Mais j'aime trop fabriquer moi-même mes propres conneries pour ça.

Me voilà donc.

A une date aléatoirement choisie - un jour où j'ai un peu de temps - car, avouons-le tout de go : j'ai oublié le jour d'ouverture de mon premier blog. C'était l'été 2003 et tu ressemblais à une aquarelle de Marie Laurencin probablement en juillet. J'avais découvert le phénomène quelques mois plus tôt et j'ai eu envie de voir ce que je pourrais bien en faire (comprendre : quelles conneries je pourrais bien inventer).

Une drogue dure, 20 ans que ça dure, donc, à un pouillème près, et même si j'ai perdu depuis bien longtemps le rythme quotidien, voire mensuel, je suis toujours là.

20 ans d'une ligne éditorial erratique où l'on trouvera des œuvres d'art sur les mouche-bébés, les dispositifs pour se rincer le cul aux toilettes et le durian. J'en passe quelques centaines à l'intérêt général variable mais que je parcours parfois avec nostalgie. Ou consternation. Ou les deux.

20 ans et trois blogs successifs, le premier sur une plate-forme disparue maintenant, le second déjà "chez moi" grâce à Dotclear et celui-ci, symbolique de changement de vie et de pseudo. Et oui, je sais que certain(e)s d'entre vous m'appellent encore par l'ancien et c'est signe que ça fait longtemps qu'on s'aime alors tout va bien.

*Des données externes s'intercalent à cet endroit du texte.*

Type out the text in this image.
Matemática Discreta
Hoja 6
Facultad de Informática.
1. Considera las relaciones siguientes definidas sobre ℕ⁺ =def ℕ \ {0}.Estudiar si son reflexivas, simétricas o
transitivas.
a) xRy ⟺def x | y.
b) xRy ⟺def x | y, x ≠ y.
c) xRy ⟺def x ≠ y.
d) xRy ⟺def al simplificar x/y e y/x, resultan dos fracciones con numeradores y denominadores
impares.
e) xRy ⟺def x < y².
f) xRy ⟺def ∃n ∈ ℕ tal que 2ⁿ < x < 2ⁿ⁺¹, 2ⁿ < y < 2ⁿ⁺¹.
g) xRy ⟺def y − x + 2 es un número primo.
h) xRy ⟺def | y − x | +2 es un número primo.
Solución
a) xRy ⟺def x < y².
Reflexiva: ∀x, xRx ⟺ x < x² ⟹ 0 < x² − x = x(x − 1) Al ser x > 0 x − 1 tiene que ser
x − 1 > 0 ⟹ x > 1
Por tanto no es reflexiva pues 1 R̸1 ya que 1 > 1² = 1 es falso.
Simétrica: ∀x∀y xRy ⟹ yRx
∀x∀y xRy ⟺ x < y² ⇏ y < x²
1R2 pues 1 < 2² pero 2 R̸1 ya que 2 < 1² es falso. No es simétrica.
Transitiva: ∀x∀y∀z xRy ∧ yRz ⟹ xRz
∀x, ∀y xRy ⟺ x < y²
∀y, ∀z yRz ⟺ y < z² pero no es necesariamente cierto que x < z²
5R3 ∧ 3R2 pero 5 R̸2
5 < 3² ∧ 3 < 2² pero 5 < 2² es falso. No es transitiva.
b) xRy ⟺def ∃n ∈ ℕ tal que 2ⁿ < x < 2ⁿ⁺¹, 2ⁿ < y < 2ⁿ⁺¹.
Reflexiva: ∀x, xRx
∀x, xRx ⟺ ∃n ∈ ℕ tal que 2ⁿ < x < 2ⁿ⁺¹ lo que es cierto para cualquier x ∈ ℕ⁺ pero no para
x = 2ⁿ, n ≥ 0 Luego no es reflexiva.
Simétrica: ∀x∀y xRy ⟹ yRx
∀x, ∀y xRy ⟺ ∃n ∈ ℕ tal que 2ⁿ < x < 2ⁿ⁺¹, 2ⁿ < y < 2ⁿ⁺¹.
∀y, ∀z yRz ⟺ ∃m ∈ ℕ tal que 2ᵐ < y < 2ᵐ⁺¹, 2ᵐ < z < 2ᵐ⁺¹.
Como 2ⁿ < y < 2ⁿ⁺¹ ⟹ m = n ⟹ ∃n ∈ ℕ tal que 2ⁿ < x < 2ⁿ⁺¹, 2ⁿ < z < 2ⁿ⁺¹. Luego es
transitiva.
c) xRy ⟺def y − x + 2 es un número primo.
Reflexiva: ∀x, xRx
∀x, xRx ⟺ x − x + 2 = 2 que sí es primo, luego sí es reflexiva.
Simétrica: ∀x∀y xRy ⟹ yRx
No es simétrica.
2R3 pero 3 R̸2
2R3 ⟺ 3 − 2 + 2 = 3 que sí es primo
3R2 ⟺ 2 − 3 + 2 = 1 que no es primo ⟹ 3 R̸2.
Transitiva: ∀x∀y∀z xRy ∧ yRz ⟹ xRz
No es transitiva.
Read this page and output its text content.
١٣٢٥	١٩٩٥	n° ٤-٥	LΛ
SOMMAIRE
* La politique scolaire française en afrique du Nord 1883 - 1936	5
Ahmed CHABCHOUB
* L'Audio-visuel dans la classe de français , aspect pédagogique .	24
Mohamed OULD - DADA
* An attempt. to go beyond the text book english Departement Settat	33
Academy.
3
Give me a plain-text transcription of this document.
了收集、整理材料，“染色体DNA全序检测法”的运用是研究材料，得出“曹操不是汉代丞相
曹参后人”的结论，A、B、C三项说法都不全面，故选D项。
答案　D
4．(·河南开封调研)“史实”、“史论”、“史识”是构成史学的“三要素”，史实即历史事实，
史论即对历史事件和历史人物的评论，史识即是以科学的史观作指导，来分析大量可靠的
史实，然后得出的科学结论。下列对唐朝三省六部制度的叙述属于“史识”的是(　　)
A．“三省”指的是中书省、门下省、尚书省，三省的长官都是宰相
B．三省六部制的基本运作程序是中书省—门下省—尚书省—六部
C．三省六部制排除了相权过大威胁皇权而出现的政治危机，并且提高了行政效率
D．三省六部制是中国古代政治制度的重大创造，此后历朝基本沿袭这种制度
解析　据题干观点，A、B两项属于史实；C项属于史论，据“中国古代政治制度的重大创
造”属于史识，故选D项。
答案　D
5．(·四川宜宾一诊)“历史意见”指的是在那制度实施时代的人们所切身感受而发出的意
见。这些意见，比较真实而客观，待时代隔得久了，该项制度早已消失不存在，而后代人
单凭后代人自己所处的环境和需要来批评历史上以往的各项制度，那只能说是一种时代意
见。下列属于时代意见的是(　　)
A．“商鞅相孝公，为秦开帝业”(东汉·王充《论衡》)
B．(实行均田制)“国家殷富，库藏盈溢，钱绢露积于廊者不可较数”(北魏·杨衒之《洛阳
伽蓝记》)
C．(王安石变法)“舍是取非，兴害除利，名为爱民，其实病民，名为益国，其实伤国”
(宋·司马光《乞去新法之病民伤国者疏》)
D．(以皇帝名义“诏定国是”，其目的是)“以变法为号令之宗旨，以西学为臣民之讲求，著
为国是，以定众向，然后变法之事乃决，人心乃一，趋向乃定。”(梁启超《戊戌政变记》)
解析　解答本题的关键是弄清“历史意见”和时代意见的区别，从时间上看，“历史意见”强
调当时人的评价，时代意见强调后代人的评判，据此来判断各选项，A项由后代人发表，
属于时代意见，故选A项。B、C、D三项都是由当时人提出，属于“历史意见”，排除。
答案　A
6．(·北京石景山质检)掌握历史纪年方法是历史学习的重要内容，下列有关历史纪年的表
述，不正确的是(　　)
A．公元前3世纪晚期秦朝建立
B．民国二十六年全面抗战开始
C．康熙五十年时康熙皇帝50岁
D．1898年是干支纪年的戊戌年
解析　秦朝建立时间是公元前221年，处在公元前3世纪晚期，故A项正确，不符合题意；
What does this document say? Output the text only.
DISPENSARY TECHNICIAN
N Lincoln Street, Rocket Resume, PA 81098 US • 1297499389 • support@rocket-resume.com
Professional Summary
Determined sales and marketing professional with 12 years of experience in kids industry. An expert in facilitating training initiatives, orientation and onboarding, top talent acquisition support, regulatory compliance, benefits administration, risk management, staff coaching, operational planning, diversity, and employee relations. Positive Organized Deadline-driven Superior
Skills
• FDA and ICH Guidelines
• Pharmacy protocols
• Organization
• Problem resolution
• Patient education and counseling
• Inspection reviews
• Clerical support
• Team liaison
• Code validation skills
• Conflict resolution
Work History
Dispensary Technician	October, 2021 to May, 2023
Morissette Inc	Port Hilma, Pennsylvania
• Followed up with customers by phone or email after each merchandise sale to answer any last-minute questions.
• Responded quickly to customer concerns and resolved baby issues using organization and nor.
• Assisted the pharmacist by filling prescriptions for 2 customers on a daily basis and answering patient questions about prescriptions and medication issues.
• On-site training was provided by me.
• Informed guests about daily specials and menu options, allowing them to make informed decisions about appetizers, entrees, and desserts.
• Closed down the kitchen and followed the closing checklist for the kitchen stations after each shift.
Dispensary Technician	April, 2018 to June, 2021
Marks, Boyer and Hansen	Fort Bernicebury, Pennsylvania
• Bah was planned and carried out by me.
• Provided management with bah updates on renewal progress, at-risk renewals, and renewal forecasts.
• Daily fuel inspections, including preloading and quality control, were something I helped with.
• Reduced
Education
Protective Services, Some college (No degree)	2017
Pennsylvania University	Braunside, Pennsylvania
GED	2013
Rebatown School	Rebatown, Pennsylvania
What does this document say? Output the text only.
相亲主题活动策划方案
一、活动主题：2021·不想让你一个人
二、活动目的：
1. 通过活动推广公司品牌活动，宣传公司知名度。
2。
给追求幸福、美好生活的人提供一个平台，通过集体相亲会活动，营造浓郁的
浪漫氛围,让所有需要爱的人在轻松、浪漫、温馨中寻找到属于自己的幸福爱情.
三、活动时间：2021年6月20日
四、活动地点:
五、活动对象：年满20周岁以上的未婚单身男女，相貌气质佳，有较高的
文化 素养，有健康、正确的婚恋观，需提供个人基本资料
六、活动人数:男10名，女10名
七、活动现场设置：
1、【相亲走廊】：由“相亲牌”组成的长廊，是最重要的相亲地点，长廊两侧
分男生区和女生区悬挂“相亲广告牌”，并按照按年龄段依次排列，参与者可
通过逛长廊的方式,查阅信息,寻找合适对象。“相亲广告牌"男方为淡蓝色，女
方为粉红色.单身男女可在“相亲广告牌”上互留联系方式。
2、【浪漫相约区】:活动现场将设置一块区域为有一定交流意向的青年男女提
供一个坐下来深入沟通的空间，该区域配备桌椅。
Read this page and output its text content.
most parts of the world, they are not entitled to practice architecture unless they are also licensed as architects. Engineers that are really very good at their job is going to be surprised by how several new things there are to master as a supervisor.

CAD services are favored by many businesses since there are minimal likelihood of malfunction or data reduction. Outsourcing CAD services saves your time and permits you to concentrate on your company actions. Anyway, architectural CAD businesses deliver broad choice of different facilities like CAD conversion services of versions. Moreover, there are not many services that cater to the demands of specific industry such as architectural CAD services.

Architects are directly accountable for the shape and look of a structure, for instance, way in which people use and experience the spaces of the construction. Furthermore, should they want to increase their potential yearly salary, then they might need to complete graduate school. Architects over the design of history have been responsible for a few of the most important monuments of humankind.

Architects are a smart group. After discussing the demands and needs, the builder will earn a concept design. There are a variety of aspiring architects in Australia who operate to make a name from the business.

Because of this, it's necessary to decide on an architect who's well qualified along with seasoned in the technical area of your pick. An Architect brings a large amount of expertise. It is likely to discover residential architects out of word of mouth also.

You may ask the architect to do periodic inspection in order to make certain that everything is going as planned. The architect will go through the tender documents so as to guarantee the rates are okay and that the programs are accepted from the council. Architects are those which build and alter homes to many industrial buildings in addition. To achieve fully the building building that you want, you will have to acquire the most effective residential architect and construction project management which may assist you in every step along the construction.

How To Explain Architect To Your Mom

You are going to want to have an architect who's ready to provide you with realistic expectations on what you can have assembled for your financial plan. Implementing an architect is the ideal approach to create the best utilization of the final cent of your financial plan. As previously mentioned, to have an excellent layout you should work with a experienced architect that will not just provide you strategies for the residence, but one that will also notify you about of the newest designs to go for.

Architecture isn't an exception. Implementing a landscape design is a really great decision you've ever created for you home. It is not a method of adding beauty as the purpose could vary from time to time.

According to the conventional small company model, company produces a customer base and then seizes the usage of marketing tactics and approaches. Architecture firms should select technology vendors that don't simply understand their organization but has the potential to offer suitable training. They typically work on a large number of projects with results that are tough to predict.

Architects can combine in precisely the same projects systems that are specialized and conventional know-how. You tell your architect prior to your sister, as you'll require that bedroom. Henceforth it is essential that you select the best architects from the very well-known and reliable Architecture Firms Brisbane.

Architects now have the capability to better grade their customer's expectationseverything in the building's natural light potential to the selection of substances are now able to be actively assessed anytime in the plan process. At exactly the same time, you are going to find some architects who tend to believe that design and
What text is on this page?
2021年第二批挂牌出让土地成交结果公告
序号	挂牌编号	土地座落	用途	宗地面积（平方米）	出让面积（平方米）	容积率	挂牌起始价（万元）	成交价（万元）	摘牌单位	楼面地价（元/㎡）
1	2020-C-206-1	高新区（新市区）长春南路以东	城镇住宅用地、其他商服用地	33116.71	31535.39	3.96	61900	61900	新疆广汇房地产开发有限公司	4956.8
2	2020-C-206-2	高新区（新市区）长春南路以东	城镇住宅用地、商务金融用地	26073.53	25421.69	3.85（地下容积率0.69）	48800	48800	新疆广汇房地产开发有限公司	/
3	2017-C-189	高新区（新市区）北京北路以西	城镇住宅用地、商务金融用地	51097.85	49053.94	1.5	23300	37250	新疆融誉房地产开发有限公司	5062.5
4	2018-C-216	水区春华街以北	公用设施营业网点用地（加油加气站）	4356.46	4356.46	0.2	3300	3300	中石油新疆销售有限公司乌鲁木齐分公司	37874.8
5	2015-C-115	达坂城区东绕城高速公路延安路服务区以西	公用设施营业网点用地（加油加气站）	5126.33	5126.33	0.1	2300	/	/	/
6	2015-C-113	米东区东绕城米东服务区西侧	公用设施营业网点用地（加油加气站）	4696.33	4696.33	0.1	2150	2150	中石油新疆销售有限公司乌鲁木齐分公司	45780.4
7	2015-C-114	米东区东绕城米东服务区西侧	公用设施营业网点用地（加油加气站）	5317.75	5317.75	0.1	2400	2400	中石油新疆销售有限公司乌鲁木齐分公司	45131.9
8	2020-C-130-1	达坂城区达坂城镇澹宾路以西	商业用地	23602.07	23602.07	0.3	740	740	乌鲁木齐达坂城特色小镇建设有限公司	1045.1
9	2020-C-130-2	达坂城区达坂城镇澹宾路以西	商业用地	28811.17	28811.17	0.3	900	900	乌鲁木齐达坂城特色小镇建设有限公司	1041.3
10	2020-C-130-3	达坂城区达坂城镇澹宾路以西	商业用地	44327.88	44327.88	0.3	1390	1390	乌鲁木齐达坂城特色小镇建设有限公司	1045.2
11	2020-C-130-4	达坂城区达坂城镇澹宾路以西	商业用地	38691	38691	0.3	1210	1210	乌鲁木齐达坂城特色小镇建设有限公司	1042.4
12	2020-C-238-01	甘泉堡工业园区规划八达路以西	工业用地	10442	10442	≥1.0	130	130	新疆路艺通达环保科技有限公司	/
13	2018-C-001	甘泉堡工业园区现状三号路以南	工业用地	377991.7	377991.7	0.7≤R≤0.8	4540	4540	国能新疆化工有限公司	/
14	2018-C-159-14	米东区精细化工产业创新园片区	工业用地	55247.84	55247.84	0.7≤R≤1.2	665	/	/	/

20 ans et beaucoup de rires, des amitiés qui durent depuis (Junko, Chris Mallory depuis le tout début, mes sorcières Samantdi, Kozlika et Tellinestory pas loin derrière, tous ceux et celles qui sont arrivé(e)s par la suite. Des qui ont disparu, aussi, quelques uns avec qui on s'est fâchés. Pas tant.

Et ma vie en quelques centaines de billets, de la presque trentenaire sans enfants à la daronne pas loin de quinqua à tribu compliquée.

Avant que Moukmouk, avec qui l'histoire dure depuis longtemps aussi, ne se mette à râler, non, je n'ai toujours pas écrit de roman. (Son commentaire principal à chaque fois qu'il commente un billet). Grâce aux blogs, aux jeux et aux copains j'ai juste un vieux russe fou comme colocataire dans ma tête depuis quelques années, mais il refuse de sortir.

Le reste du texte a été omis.